Ce qu’il faut retenir :
Les époux n’ont pas pu consentir une donation indirecte à leurs enfants dans la mesure où l’assemblée générale n’avait pas décidé de la distribution des bénéfices réalisés par conséquent, ceux-ci n’étaient pas dans le patrimoine des parents. Or, en vertu de l’article 894 du Code civil (2), la donation est acte par lequel le donateur se dépouille actuellement et irrévocablement de la chose donnée. Autrement dit, pour qu’il y ait donation, il faut que la chose donnée soit dans le patrimoine du donateur, « on ne peut donner ce que l’on ne possède pas ! » (3)
A compter de l’immatriculation de la société, les rapports entre les associés sont gouvernés par le droit des sociétés. Ainsi, le contrat de société acquiert une valeur supra-conventionnelle. (4) La naissance de la personnalité morale implique que le patrimoine de la société est désormais distinct de celui de ses associés. Ainsi, la décision de distribuer des dividendes relève donc de la volonté seule de la société, exprimée à travers ses organes sociaux (5)

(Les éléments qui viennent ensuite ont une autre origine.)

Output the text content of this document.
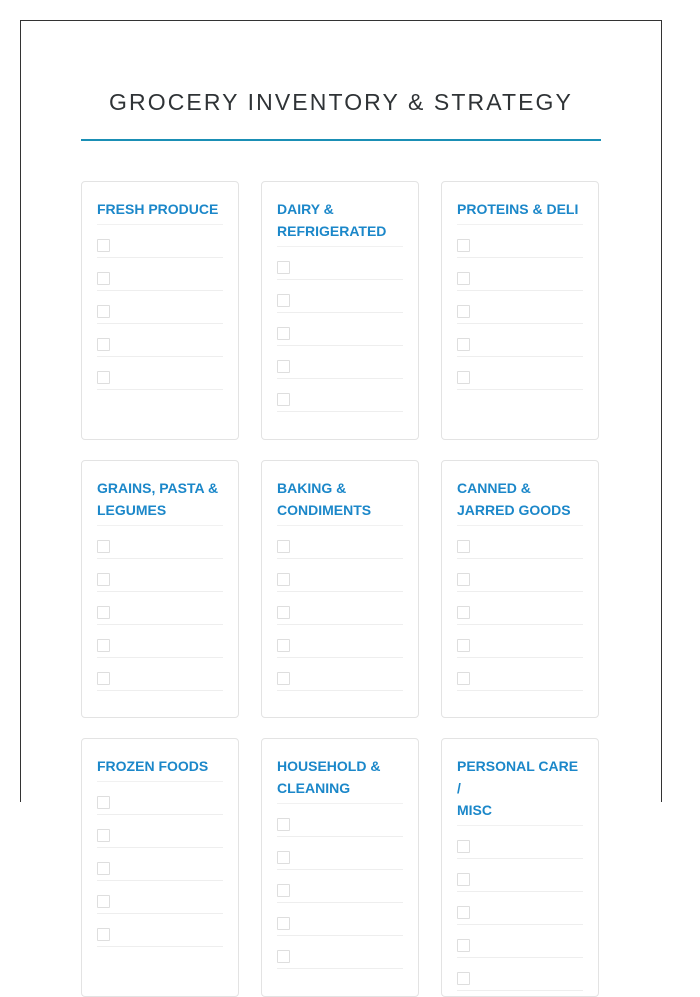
GROCERY INVENTORY & STRATEGY
FRESH PRODUCE	DAIRY &
REFRIGERATED
PROTEINS & DELI
GRAINS, PASTA &
LEGUMES
BAKING &
CONDIMENTS
CANNED &
JARRED GOODS
FROZEN FOODS	HOUSEHOLD &
CLEANING
PERSONAL CARE /
MISC
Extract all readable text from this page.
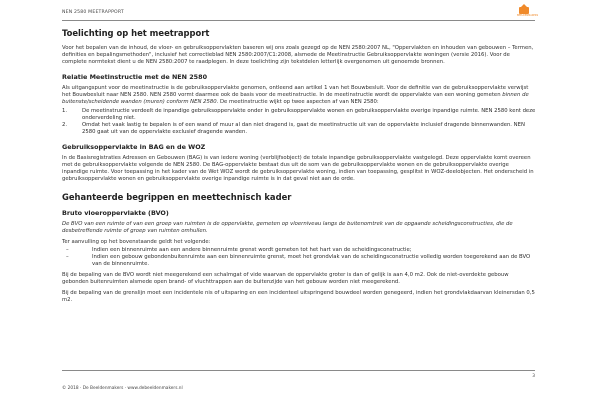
NEN 2580 MEETRAPPORT
BEELDENMAKERS
Toelichting op het meetrapport

Voor het bepalen van de inhoud, de vloer- en gebruiksoppervlakten baseren wij ons zoals gezegd op de NEN 2580:2007 NL, "Oppervlakten en inhouden van gebouwen – Termen, definities en bepalingsmethoden", inclusief het correctieblad NEN 2580:2007/C1:2008, alsmede de Meetinstructie Gebruiksoppervlakte woningen (versie 2016). Voor de complete normtekst dient u de NEN 2580:2007 te raadplegen. In deze toelichting zijn tekstdelen letterlijk overgenomen uit genoemde bronnen.

Relatie Meetinstructie met de NEN 2580

Als uitgangspunt voor de meetinstructie is de gebruiksoppervlakte genomen, ontleend aan artikel 1 van het Bouwbesluit. Voor de definitie van de gebruiksoppervlakte verwijst het Bouwbesluit naar NEN 2580. NEN 2580 vormt daarmee ook de basis voor de meetinstructie. In de meetinstructie wordt de oppervlakte van een woning gemeten binnen de buitenste/scheidende wanden (muren) conform NEN 2580. De meetinstructie wijkt op twee aspecten af van NEN 2580:

1.	De meetinstructie verdeelt de inpandige gebruiksoppervlakte onder in gebruiksoppervlakte wonen en gebruiksoppervlakte overige inpandige ruimte. NEN 2580 kent deze onderverdeling niet.
2.	Omdat het vaak lastig te bepalen is of een wand of muur al dan niet dragend is, gaat de meetinstructie uit van de oppervlakte inclusief dragende binnenwanden. NEN 2580 gaat uit van de oppervlakte exclusief dragende wanden.
Gebruiksoppervlakte in BAG en de WOZ

In de Basisregistraties Adressen en Gebouwen (BAG) is van iedere woning (verblijfsobject) de totale inpandige gebruiksoppervlakte vastgelegd. Deze oppervlakte komt overeen met de gebruiksoppervlakte volgende de NEN 2580. De BAG-oppervlakte bestaat dus uit de som van de gebruiksoppervlakte wonen en de gebruiksoppervlakte overige inpandige ruimte. Voor toepassing in het kader van de Wet WOZ wordt de gebruiksoppervlakte woning, indien van toepassing, gesplitst in WOZ-deelobjecten. Het onderscheid in gebruiksoppervlakte wonen en gebruiksoppervlakte overige inpandige ruimte is in dat geval niet aan de orde.

Gehanteerde begrippen en meettechnisch kader
Bruto vloeroppervlakte (BVO)

De BVO van een ruimte of van een groep van ruimten is de oppervlakte, gemeten op vloerniveau langs de buitenomtrek van de opgaande scheidingsconstructies, die de desbetreffende ruimte of groep van ruimten omhullen.

Ter aanvulling op het bovenstaande geldt het volgende:

–	Indien een binnenruimte aan een andere binnenruimte grenst wordt gemeten tot het hart van de scheidingsconstructie;
–	Indien een gebouw gebondenbuitenruimte aan een binnenruimte grenst, moet het grondvlak van de scheidingsconstructie volledig worden toegerekend aan de BVO van de binnenruimte.

Bij de bepaling van de BVO wordt niet meegerekend een schalmgat of vide waarvan de oppervlakte groter is dan of gelijk is aan 4,0 m2. Ook de niet-overdekte gebouw gebonden buitenruimten alsmede open brand- of vluchttrappen aan de buitenzijde van het gebouw worden niet meegerekend.

Bij de bepaling van de grenslijn moet een incidentele nis of uitsparing en een incidenteel uitspringend bouwdeel worden genegeerd, indien het grondvlakdaarvan kleinersdan 0,5 m2.

© 2018 · De Beeldenmakers · www.debeeldenmakers.nl
3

Ainsi, comme en l’espèce, la modification de la clé de répartition des bénéfices opère un transfert économique de valeur sans être une donation. Elle est un formidable outil de transmission permettant ainsi d’éviter le paiement de droits de mutation à titre gratuit. Cette solution agace l’administration fiscale, car en l’espèce, la nue-propriété des parts consentie aux enfants avait déjà permis une économie fiscale.
En effet, l’article 8 du CGI prévoit que « en cas de démembrement de la propriété de tout ou partie des parts sociales, l’usufruitier est soumis à l’impôt sur le revenu pour la quote-part correspondant aux droits dans les bénéfices que lui confère sa qualité d’usufruitier. Le nu-propriétaire n’est pas soumis à l’impôt sur le revenu à raison du résultat imposé au nom de l’usufruitier ».
Selon l’administration, l’usufruitier est imposable au titre du bénéfice courant de l’exercice tandis que le nu-propriétaire est imposable à raison des résultats exceptionnels (plus-values générées par la cession d’éléments de l’actif immobilisé). Par conséquent, une telle modification de la clé de répartition représente un réel manque à gagner pour l’administration fiscale. Enfin, cette décision s’inscrit dans la durée. En effet, en 2013, l’administration fiscale intègre cette jurisprudence au Bulletin Officiel des Finances Publiques.(6)
Cette solution pourra-t-elle toujours s’appliquer sous l’empire du mini-abus ?
On peut penser que cette solution restera inchangée dans la mesure où l’administration fiscale vise ici, la donation de biens à venir(7), or même sous la nouvelle législation, les associés ne peuvent présager des résultats futurs de la société. De plus, nous l’avons évoqué précédemment, la donation implique un dépouillement actuel et irrévocable. Il faut donc que la chose soit présente dans le patrimoine du donateur au moment de la donation, et irrévocablement. Les bénéfices réalisés n’étant pas dans le patrimoine du donateur, mais dans celui de la société, la donation ne pourra être caractérisée.